Another important aspect of clinical trials is statistical power. This is crucial to get right when designing trials. “What you don’t want is what happens sometimes with current trials. Halfway through the process, they realize that they are not powered enough, and either they need to extend them or to stop them for financial reasons,” says Frangi.
In-silico trials can also help to refine this process. “Knowing a priori, the magnitude through simulations of what you roughly expect, allows you to have a sense of what is the right trial that you need to do.”
Both Frangi and Boissel emphasize the huge potential that in-silico trials have to bring down the overall cost of clinical trials and to speed up drug discovery and medical device approval.
“The current system for doing medical device innovation is completely broken…. We are still doing fundamentally the same process of medical device innovation that we did 30 years ago, which is fundamentally a glorified trial and error approach,” says Frangi.
“In the past, we used wind tunnels to test automotive automobiles. Now we use digital simulations to actually look at aerodynamics, but we also do virtual prototyping, and 3D printing to build prototypes that we can use to test aspects of ergonomics…. All of those technologies have made a massive difference in the automotive industry, what we want to do is see how we could utilize similar technologies in the medical device domain.”
One aspect that has held the field back, is persuading non-experts that doing these trials is a good idea and that it will provide accurate results.
Boissel and his colleagues at Nova are working hard to allay the fears of company’s and researchers interested in exploring the in-silico trials avenue.
“Confidence for non-subject matter experts is something that we built from the ground up in our clinical trial simulation platform, which is called Jinko. Each part of the system and the model is traceable back to its primary source, so that someone who does not know anything about mathematical equations and computer programming, can actually go back to the exact scientific articles that were used to build the textual and graphical version of the disease model before it was converted into mathematical equations.”
The company is also a founding member of the Belgium-based Avicenna Alliance, a non-profit association set up to improve awareness of in-silico trials and set up industry and research standards for regulating such trials.

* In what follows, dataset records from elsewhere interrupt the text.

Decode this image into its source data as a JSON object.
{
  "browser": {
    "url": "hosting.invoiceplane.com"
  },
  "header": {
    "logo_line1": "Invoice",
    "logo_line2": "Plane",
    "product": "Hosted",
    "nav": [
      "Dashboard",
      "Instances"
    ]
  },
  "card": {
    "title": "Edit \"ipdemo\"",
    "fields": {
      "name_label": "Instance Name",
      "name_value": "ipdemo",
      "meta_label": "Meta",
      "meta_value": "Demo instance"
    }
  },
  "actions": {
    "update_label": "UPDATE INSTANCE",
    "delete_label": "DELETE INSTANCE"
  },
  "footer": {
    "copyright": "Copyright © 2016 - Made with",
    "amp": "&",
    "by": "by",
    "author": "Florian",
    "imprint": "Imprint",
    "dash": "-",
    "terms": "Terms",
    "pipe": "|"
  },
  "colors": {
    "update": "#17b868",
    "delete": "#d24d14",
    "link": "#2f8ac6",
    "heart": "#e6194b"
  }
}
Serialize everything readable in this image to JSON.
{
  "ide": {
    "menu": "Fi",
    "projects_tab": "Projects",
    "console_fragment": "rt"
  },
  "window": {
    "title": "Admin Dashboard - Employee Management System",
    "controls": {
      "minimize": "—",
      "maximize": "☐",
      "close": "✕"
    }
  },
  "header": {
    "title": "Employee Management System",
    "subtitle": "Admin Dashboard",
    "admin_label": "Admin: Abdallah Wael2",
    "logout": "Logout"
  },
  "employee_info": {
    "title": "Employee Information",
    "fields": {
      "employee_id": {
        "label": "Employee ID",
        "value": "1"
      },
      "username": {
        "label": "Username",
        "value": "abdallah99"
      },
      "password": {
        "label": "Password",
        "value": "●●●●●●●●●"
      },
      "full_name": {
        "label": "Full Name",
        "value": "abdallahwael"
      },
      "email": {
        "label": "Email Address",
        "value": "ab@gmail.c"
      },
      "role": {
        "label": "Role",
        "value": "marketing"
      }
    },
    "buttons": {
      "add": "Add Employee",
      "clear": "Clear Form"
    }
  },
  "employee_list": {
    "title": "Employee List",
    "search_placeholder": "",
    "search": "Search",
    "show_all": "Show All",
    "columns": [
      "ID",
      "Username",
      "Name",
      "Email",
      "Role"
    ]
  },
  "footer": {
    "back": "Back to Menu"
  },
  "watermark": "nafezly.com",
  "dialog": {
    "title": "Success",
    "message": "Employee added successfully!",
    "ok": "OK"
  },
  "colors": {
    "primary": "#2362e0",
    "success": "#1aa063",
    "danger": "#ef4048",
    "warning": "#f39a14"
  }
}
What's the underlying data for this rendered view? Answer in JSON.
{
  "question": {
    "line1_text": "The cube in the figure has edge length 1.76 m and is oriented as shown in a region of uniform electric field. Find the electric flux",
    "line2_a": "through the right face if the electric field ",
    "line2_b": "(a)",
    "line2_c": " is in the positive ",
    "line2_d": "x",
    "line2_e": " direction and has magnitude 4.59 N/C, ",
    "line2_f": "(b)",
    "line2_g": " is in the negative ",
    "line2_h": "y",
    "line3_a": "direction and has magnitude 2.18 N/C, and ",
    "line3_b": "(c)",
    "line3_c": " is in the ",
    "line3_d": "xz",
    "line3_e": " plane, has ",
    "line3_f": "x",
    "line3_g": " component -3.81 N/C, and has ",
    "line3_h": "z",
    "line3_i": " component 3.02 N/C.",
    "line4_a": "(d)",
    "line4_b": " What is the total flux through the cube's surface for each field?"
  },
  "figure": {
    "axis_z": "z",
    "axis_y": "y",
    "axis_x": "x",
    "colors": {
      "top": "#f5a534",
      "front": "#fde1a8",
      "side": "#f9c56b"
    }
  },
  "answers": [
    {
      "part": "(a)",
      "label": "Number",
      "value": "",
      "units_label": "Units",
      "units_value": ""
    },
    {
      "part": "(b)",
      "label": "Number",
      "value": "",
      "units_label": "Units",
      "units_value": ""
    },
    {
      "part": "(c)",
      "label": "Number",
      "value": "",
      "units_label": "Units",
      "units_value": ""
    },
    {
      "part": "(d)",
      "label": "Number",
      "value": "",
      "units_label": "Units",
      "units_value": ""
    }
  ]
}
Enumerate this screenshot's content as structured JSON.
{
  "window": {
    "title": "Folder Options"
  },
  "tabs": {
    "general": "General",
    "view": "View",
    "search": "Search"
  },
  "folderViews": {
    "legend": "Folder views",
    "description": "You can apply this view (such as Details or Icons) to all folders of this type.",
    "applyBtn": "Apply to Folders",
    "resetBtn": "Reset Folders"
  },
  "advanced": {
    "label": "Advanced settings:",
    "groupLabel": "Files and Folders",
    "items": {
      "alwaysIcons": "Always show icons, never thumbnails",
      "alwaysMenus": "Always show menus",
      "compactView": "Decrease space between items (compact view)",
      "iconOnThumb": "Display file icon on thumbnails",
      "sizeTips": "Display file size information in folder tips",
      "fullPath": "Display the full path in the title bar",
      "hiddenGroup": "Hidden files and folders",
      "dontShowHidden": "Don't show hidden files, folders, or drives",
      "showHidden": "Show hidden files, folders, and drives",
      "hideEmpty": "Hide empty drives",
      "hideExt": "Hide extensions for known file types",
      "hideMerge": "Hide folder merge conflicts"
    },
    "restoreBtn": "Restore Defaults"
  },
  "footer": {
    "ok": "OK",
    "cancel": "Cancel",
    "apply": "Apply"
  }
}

“We’re working towards the drafting of good simulation practices, which obviously will include a framework for satisfactory validation of those disease models. What we’re trying essentially to achieve is to reproduce the results of existing experiments,” explained Boissel.
The pandemic has in some ways been beneficial for companies and researchers working in this area, as the value of in-silico trials was highlighted. “Clinical trials ground to a halt and pharma companies wanted to continue to explore some hypotheses on their drug programs and use in-silico methods,” said Boissel.
Despite this new interest, he reiterates that in-silico trials are not a direct replacement for traditional trials. “In the long run, I think the way in-silico is best used is on a systematic basis before more conventional experiments, whether you’re in preclinical or clinical development, so that you can test a large number of assumptions and identify the best scenarios that need to be tested.”